Friday, 5 September 2008

Case insensitive pattern matching of Unicode strings in Java

To make case insensitive pattern matching of Unicode strings in Java, you can call Pattern.compile with a second argument, like this:

Pattern p = 
Pattern.compile(patternString, Pattern.CASE_INSENSITIVE | Pattern.UNICODE_CASE);

(This is useful when dealing with non-ASCII/non-Latin1 text, such as Cyrillic. However, it may not work flawlessly for the Turkish Unicode characters.)

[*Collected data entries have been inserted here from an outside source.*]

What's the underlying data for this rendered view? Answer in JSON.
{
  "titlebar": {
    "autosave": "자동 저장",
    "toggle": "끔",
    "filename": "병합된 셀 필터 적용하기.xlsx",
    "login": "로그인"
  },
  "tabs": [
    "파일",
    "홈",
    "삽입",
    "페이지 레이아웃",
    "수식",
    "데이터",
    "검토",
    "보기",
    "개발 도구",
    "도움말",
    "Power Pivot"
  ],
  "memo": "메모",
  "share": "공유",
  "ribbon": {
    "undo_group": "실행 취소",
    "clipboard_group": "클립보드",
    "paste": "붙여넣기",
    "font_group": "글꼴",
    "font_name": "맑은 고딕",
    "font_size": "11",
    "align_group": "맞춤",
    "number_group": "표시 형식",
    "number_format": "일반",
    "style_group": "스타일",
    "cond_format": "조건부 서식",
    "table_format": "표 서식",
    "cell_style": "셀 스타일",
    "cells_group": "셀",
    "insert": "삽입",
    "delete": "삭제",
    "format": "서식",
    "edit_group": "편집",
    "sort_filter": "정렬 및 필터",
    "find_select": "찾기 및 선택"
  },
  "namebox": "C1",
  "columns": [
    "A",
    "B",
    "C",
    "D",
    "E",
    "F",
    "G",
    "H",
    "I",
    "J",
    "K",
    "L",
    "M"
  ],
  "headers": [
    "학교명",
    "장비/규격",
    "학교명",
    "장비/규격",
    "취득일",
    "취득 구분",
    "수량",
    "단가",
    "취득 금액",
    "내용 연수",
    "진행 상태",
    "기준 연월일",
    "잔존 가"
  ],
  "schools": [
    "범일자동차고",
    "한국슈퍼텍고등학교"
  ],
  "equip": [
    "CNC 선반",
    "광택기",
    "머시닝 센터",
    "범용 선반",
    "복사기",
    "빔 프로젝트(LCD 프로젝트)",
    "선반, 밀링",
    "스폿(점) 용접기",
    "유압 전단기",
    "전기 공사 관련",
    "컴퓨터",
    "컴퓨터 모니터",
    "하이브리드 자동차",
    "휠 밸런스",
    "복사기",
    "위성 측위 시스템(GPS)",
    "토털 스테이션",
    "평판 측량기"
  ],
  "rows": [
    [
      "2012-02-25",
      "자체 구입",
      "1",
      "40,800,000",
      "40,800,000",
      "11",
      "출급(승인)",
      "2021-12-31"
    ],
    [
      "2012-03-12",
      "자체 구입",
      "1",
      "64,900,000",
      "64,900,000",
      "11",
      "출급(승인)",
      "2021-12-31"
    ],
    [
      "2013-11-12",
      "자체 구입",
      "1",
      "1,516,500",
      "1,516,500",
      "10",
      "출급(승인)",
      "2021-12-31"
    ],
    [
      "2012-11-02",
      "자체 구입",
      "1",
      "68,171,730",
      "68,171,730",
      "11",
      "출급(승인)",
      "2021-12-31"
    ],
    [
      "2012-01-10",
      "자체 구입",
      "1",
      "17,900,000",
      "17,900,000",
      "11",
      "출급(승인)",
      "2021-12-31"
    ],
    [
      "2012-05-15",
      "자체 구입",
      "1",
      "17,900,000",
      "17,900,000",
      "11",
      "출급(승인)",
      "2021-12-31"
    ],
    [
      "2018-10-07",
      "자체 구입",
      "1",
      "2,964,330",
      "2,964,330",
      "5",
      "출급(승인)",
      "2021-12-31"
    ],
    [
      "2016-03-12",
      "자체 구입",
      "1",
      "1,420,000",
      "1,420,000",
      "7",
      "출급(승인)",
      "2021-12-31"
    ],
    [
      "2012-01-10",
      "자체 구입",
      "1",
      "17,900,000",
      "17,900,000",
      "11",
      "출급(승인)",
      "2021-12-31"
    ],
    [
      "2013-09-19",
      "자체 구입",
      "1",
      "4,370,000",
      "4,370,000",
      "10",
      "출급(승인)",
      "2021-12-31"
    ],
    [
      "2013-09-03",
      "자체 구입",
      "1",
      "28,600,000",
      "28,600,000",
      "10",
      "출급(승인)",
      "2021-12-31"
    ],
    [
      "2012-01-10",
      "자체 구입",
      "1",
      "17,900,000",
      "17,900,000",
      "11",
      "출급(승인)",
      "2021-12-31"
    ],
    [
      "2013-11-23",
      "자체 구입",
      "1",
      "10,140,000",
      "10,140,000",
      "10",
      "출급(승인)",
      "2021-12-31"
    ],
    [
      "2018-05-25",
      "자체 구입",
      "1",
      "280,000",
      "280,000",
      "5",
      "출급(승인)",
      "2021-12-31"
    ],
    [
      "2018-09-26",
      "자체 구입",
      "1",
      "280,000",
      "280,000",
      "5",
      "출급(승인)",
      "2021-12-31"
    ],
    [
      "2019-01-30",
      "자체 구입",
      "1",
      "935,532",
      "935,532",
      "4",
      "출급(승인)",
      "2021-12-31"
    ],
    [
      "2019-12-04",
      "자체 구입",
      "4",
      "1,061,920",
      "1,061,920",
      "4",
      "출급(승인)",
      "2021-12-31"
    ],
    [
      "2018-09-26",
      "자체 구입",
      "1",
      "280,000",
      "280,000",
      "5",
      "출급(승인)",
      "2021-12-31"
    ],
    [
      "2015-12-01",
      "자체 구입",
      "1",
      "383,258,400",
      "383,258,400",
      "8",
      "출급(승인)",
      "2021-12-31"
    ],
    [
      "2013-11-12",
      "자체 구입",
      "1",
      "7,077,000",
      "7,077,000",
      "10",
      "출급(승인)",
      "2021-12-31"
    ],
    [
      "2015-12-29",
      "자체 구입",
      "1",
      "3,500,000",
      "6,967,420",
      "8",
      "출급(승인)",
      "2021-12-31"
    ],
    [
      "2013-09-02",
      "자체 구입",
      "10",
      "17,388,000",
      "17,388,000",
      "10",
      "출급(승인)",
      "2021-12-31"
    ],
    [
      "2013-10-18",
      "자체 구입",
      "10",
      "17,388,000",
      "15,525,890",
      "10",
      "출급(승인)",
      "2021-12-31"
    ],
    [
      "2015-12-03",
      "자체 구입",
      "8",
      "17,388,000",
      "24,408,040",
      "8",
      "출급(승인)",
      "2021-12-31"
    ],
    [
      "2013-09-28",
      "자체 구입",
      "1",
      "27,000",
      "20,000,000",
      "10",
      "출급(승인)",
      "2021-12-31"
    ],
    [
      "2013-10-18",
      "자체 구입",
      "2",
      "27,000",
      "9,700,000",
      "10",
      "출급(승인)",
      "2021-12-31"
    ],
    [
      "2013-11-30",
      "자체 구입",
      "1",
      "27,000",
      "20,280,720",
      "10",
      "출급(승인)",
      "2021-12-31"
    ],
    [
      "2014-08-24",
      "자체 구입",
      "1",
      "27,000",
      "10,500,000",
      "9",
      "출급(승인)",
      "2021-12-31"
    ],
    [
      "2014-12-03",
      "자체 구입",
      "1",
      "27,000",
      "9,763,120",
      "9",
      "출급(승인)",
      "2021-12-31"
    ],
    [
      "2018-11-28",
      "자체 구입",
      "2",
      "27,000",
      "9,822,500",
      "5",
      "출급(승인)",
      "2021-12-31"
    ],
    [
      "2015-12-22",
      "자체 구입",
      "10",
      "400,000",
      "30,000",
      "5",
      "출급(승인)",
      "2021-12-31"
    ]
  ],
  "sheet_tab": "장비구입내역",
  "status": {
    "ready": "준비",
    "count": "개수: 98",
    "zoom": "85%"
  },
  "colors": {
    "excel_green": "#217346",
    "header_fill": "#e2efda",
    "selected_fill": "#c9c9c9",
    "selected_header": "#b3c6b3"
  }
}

Update: I just learned that there is a nicer way of doing this: start the patternString above with "(?iu)":
Pattern p = 
Pattern.compile("(?iu)"+ patternString);


Anonymous said...

I use such code:

Pattern p = Pattern.compile("(?iu)^политика.*");
Matcher m = p.matcher("Политика");

And matches method returns false. Why?
Does not matter if I use "Pattern.CASE_INSENSITIVE | Pattern.UNICODE_CASE" or "(?iu)". If I use "(?iu)^Политика.*" or "(?iu)^(П|п)олитика.*" it returns true.

Nikolaj Lindberg said...

Hi there Anonymous,

when I try your code, m.matches() returns true, as expected...